Alberto se va sin haber usado la lapicera. Clausura su mandato con el sabor amargo de no haberse emancipado de Cristina aquel día en que los ministros de La Cámpora le presentaron sus renuncias. Deja la Casa Rosada luego de pagar el costo político de un intento de estatizar la aceitera Vicentín (una jugada que pudo haberle salido redonda en el contexto de guerra Rusia-Ucrania que se desató tiempo después). Se arrepintió de la que quizás hubiera sido la medida más corajuda de su administración, con la que pudo haber marcado un rumbo ideológico que demostrara la existencia de un plan de acción en un sentido, con rumbo definido hacia las ideas que defienden el rol arbitral y equilibrador del Estado en un sistema capitalista que jamás sentirá empatía por los desvalidos sino todo lo contrario, pues sabido es que cuando las regulaciones desaparecen la tendencia creciente pasa por aumentar la renta a cambio de reducir el costo salarial.
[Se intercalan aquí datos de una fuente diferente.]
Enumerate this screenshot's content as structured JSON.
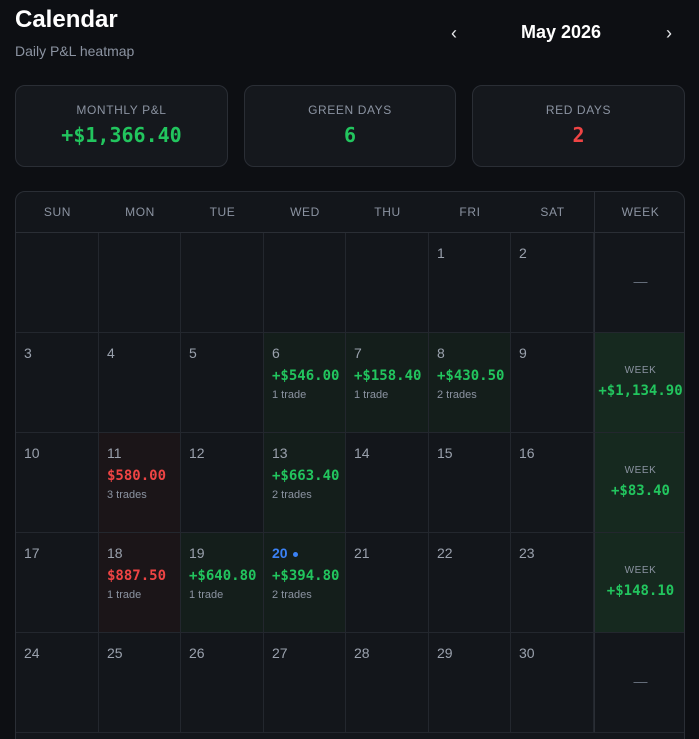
{
  "header": {
    "title": "Calendar",
    "subtitle": "Daily P&L heatmap",
    "month": "May 2026",
    "prev_icon": "‹",
    "next_icon": "›"
  },
  "stats": [
    {
      "label": "MONTHLY P&L",
      "value": "+$1,366.40",
      "tone": "green"
    },
    {
      "label": "GREEN DAYS",
      "value": "6",
      "tone": "green"
    },
    {
      "label": "RED DAYS",
      "value": "2",
      "tone": "red"
    }
  ],
  "colors": {
    "green": "#22c55e",
    "red": "#ef4444",
    "today": "#3b82f6",
    "background": "#0d0f13"
  },
  "weekdays": [
    "SUN",
    "MON",
    "TUE",
    "WED",
    "THU",
    "FRI",
    "SAT",
    "WEEK"
  ],
  "weeks": [
    {
      "days": [
        {
          "day": ""
        },
        {
          "day": ""
        },
        {
          "day": ""
        },
        {
          "day": ""
        },
        {
          "day": ""
        },
        {
          "day": "1"
        },
        {
          "day": "2"
        }
      ],
      "summary": {
        "label": "",
        "value": "",
        "empty": "—"
      }
    },
    {
      "days": [
        {
          "day": "3"
        },
        {
          "day": "4"
        },
        {
          "day": "5"
        },
        {
          "day": "6",
          "pnl": "+$546.00",
          "trades": "1 trade",
          "tone": "pos"
        },
        {
          "day": "7",
          "pnl": "+$158.40",
          "trades": "1 trade",
          "tone": "pos"
        },
        {
          "day": "8",
          "pnl": "+$430.50",
          "trades": "2 trades",
          "tone": "pos"
        },
        {
          "day": "9"
        }
      ],
      "summary": {
        "label": "WEEK",
        "value": "+$1,134.90",
        "tone": "pos"
      }
    },
    {
      "days": [
        {
          "day": "10"
        },
        {
          "day": "11",
          "pnl": "$580.00",
          "trades": "3 trades",
          "tone": "neg"
        },
        {
          "day": "12"
        },
        {
          "day": "13",
          "pnl": "+$663.40",
          "trades": "2 trades",
          "tone": "pos"
        },
        {
          "day": "14"
        },
        {
          "day": "15"
        },
        {
          "day": "16"
        }
      ],
      "summary": {
        "label": "WEEK",
        "value": "+$83.40",
        "tone": "pos"
      }
    },
    {
      "days": [
        {
          "day": "17"
        },
        {
          "day": "18",
          "pnl": "$887.50",
          "trades": "1 trade",
          "tone": "neg"
        },
        {
          "day": "19",
          "pnl": "+$640.80",
          "trades": "1 trade",
          "tone": "pos"
        },
        {
          "day": "20",
          "pnl": "+$394.80",
          "trades": "2 trades",
          "tone": "pos",
          "today": true
        },
        {
          "day": "21"
        },
        {
          "day": "22"
        },
        {
          "day": "23"
        }
      ],
      "summary": {
        "label": "WEEK",
        "value": "+$148.10",
        "tone": "pos"
      }
    },
    {
      "days": [
        {
          "day": "24"
        },
        {
          "day": "25"
        },
        {
          "day": "26"
        },
        {
          "day": "27"
        },
        {
          "day": "28"
        },
        {
          "day": "29"
        },
        {
          "day": "30"
        }
      ],
      "summary": {
        "label": "",
        "value": "",
        "empty": "—"
      }
    }
  ]
}
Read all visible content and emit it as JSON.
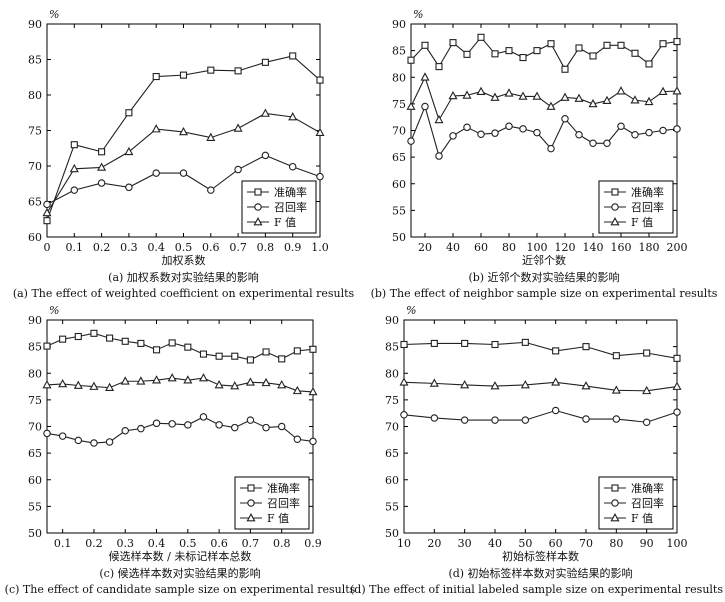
{
  "chart_data": [
    {
      "type": "line",
      "unit": "%",
      "xlabel": "加权系数",
      "caption_cn": "(a) 加权系数对实验结果的影响",
      "caption_en": "(a) The effect of weighted coefficient on experimental results",
      "xlim": [
        0,
        1.0
      ],
      "ylim": [
        60,
        90
      ],
      "xticks": [
        "0",
        "0.1",
        "0.2",
        "0.3",
        "0.4",
        "0.5",
        "0.6",
        "0.7",
        "0.8",
        "0.9",
        "1.0"
      ],
      "yticks": [
        "60",
        "65",
        "70",
        "75",
        "80",
        "85",
        "90"
      ],
      "legend_position": "bottom-right",
      "x": [
        0,
        0.1,
        0.2,
        0.3,
        0.4,
        0.5,
        0.6,
        0.7,
        0.8,
        0.9,
        1.0
      ],
      "series": [
        {
          "name": "准确率",
          "marker": "square",
          "values": [
            62.3,
            73.0,
            72.0,
            77.5,
            82.6,
            82.8,
            83.5,
            83.4,
            84.6,
            85.5,
            82.1
          ]
        },
        {
          "name": "召回率",
          "marker": "circle",
          "values": [
            64.6,
            66.6,
            67.6,
            67.0,
            69.0,
            69.0,
            66.6,
            69.5,
            71.5,
            69.9,
            68.5
          ]
        },
        {
          "name": "F 值",
          "marker": "triangle",
          "values": [
            63.4,
            69.6,
            69.8,
            72.0,
            75.2,
            74.8,
            74.0,
            75.3,
            77.4,
            76.9,
            74.7
          ]
        }
      ]
    },
    {
      "type": "line",
      "unit": "%",
      "xlabel": "近邻个数",
      "caption_cn": "(b) 近邻个数对实验结果的影响",
      "caption_en": "(b) The effect of neighbor sample size on experimental results",
      "xlim": [
        10,
        200
      ],
      "ylim": [
        50,
        90
      ],
      "xticks": [
        "20",
        "40",
        "60",
        "80",
        "100",
        "120",
        "140",
        "160",
        "180",
        "200"
      ],
      "yticks": [
        "50",
        "55",
        "60",
        "65",
        "70",
        "75",
        "80",
        "85",
        "90"
      ],
      "legend_position": "bottom-right",
      "x": [
        10,
        20,
        30,
        40,
        50,
        60,
        70,
        80,
        90,
        100,
        110,
        120,
        130,
        140,
        150,
        160,
        170,
        180,
        190,
        200
      ],
      "series": [
        {
          "name": "准确率",
          "marker": "square",
          "values": [
            83.2,
            86.0,
            82.0,
            86.5,
            84.3,
            87.5,
            84.4,
            85.0,
            83.7,
            85.0,
            86.3,
            81.5,
            85.5,
            84.0,
            86.0,
            86.0,
            84.5,
            82.5,
            86.3,
            86.7
          ]
        },
        {
          "name": "召回率",
          "marker": "circle",
          "values": [
            68.0,
            74.5,
            65.2,
            69.0,
            70.6,
            69.3,
            69.5,
            70.8,
            70.3,
            69.6,
            66.6,
            72.2,
            69.2,
            67.6,
            67.6,
            70.8,
            69.2,
            69.6,
            70.0,
            70.3
          ]
        },
        {
          "name": "F 值",
          "marker": "triangle",
          "values": [
            74.5,
            80.0,
            72.0,
            76.5,
            76.6,
            77.3,
            76.2,
            77.0,
            76.4,
            76.4,
            74.5,
            76.2,
            76.0,
            75.0,
            75.6,
            77.4,
            75.7,
            75.4,
            77.3,
            77.4
          ]
        }
      ]
    },
    {
      "type": "line",
      "unit": "%",
      "xlabel": "候选样本数 / 未标记样本总数",
      "caption_cn": "(c) 候选样本数对实验结果的影响",
      "caption_en": "(c) The effect of candidate sample size on experimental results",
      "xlim": [
        0.05,
        0.9
      ],
      "ylim": [
        50,
        90
      ],
      "xticks": [
        "0.1",
        "0.2",
        "0.3",
        "0.4",
        "0.5",
        "0.6",
        "0.7",
        "0.8",
        "0.9"
      ],
      "yticks": [
        "50",
        "55",
        "60",
        "65",
        "70",
        "75",
        "80",
        "85",
        "90"
      ],
      "legend_position": "bottom-right",
      "x": [
        0.05,
        0.1,
        0.15,
        0.2,
        0.25,
        0.3,
        0.35,
        0.4,
        0.45,
        0.5,
        0.55,
        0.6,
        0.65,
        0.7,
        0.75,
        0.8,
        0.85,
        0.9
      ],
      "series": [
        {
          "name": "准确率",
          "marker": "square",
          "values": [
            85.1,
            86.4,
            86.9,
            87.5,
            86.6,
            86.0,
            85.6,
            84.4,
            85.7,
            84.9,
            83.6,
            83.2,
            83.2,
            82.5,
            84.0,
            82.7,
            84.2,
            84.5
          ]
        },
        {
          "name": "召回率",
          "marker": "circle",
          "values": [
            68.7,
            68.2,
            67.4,
            66.9,
            67.1,
            69.2,
            69.6,
            70.6,
            70.5,
            70.3,
            71.8,
            70.3,
            69.8,
            71.2,
            69.8,
            70.0,
            67.6,
            67.2
          ]
        },
        {
          "name": "F 值",
          "marker": "triangle",
          "values": [
            77.8,
            78.0,
            77.7,
            77.5,
            77.3,
            78.5,
            78.5,
            78.7,
            79.1,
            78.7,
            79.1,
            77.8,
            77.6,
            78.3,
            78.2,
            77.8,
            76.7,
            76.5
          ]
        }
      ]
    },
    {
      "type": "line",
      "unit": "%",
      "xlabel": "初始标签样本数",
      "caption_cn": "(d) 初始标签样本数对实验结果的影响",
      "caption_en": "(d) The effect of initial labeled sample size on experimental results",
      "xlim": [
        10,
        100
      ],
      "ylim": [
        50,
        90
      ],
      "xticks": [
        "10",
        "20",
        "30",
        "40",
        "50",
        "60",
        "70",
        "80",
        "90",
        "100"
      ],
      "yticks": [
        "50",
        "55",
        "60",
        "65",
        "70",
        "75",
        "80",
        "85",
        "90"
      ],
      "legend_position": "bottom-right",
      "x": [
        10,
        20,
        30,
        40,
        50,
        60,
        70,
        80,
        90,
        100
      ],
      "series": [
        {
          "name": "准确率",
          "marker": "square",
          "values": [
            85.4,
            85.6,
            85.6,
            85.4,
            85.8,
            84.2,
            85.0,
            83.3,
            83.8,
            82.8
          ]
        },
        {
          "name": "召回率",
          "marker": "circle",
          "values": [
            72.2,
            71.6,
            71.2,
            71.2,
            71.2,
            73.0,
            71.4,
            71.4,
            70.8,
            72.7
          ]
        },
        {
          "name": "F 值",
          "marker": "triangle",
          "values": [
            78.3,
            78.1,
            77.8,
            77.6,
            77.8,
            78.3,
            77.6,
            76.8,
            76.7,
            77.5
          ]
        }
      ]
    }
  ]
}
En economía hay dos recetas para todo. Los keynesianos o colectivistas, que proponen crecer de abajo hacia arriba, y los smithianos o individualistas, que confían ciegamente en la virtud autorregulatoria del mercado con la consigna de que no existe la solidaridad social en un carnicero que vende más barato, sino un afán de satisfacer su propio interés de vender más para obtener una rentabilidad mayor. Alberto se presentaba como exponente de la primera corriente, pero no hizo nada para demostrarlo. La cagó hasta en la pandemia, cuando batía el parche de “mejor en casa” mientras recibía clandestinamente a los amigos de la primera dama para soplar velitas. Al mismo tiempo, consentía acomodos en la vacunación con la famosa Sputnik rusa, mientras el ex gobernador socialista de Santa Fe, Miguel Lifschitz, se moría de Covid-19 un mes antes de que le tocara el turno para su primera dosis.
Alberto, por si hace falta repetirlo y aunque nunca te dicten esta humilde columna: no lo hiciste bien. Todo lo contrario. Por eso hoy asume el presidente Javier Milei, cuya fórmula para curar la economía argentina se traduce como el infierno tan temido por miles de argentinos que no podrán pagar por su propia comida; el pavor de miles de trabajadores que perderán sus empleos con la caída del esquema de subsidios. Frente a lo pésimo, ante la ineptitud y contra la pereza de tu gobierno, la Argentina votó lo desconocido.
El “loco de la guitarra” le entrega el poder al “loco de la motosierra” y no queda más que respetar el pronunciamiento cívico. Esto es democracia.